Robert James-Robbins

Reader-writer sharing sentiments, sentences and stories

Write Lies

‘Lie With Me’ by Philippe Besson, 2017

Yesterday I watched the film version of this book of the same name which I read a few weeks ago. Described in one review as the French ‘Brokeback Mountain’ with ‘impeccable manners’, it certainly moved me as much as its American roughneck older cousin did the first time I watched it. Both film and novel tell the story of an intense but short-lived teenage love affair between the main character/ narrator and another boy at his school. In middle age, and now a successful writer, the protagonist learns what has happened to his first love in the intervening years through a chance meeting with his former lover’s adult son.

While the film stays close to the story of the book, its denouement is more obviously cathartic and tender; its novel antecedent provides closure through the same plot device but not enough to wash away the taste of tragedy which suffuses both versions. The celluloid version eventually does give you an emotional embrace which it has been frustratingly keeping at arm’s-length until almost the closing credits. The novel on the other hand leaves you desperate for some kind of tactile equivalence but having to accept that any reaching out for closure can only exist over an unbridgeable expanse of time, and through words and photographs, created in the past, but present in a stark version of the truth that has had to wait to be heard until the final page.

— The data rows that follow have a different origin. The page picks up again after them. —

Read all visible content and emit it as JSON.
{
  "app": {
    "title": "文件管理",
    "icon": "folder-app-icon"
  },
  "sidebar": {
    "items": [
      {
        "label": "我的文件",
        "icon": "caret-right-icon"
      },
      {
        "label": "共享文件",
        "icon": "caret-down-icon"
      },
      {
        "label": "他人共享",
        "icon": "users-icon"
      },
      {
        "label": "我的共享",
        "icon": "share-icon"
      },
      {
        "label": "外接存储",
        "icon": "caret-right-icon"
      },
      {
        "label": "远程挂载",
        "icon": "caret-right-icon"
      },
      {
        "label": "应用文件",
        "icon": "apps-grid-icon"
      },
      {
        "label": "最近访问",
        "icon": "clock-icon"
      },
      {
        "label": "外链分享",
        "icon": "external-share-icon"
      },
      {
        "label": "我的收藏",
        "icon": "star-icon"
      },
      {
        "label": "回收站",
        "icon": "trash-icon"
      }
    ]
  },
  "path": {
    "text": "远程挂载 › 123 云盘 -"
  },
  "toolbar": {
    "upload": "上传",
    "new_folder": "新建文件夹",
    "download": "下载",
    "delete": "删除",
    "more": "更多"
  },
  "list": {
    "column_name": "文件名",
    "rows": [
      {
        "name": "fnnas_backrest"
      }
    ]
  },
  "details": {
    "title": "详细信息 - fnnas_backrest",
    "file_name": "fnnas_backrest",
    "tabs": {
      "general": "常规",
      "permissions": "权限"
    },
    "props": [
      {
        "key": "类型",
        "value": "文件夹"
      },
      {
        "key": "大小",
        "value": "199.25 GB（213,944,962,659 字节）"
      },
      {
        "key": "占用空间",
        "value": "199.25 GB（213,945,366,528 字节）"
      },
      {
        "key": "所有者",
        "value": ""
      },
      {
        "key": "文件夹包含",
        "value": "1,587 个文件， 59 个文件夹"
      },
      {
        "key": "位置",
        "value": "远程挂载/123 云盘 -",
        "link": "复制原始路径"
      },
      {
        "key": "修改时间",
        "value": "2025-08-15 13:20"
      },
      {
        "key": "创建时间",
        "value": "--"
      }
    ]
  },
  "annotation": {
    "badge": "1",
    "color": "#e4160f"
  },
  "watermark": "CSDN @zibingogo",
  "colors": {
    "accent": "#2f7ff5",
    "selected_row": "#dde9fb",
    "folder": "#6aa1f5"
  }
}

The English title given to the novel has come under fire for not being a direct translation of the original and thereby carrying a different meaning. The original French title is Arrête avec tes mensonges – ‘stop with your lies’. This is very different to the multi-meaning of ‘lie with me’. But both titles work and Besson has clearly approved the English version.

The book is dedicated to Thomas Andrieu, the name, we eventually learn, of the narrator’s teenage lover. The narrator himself is called Philippe. The same as the author. Truth and lies, fact and fiction, fantasy and reality are key themes of the book. The fictional Philippe remembers that his mother always told him to stop with his lies, a reference to his habit of making up stories about the people he observed in real life. The information merely throws the viewer/ reader further off guard and questioning just how much of what is in front of them is fabrication and how much is literary autobiography; how much fabulation, how much autofiction.

One of the triumphs of Besson’s creation is that deciding is not the point, nor a necessity, but that thinking about it is. Like the discrepancy between the meaning of the respective French and English titles, much of the intellectual and emotional strength in the story stem from its ambiguity. Something I will bear in mind when it come to my own writing. Indeed, as I did when giving this post its title.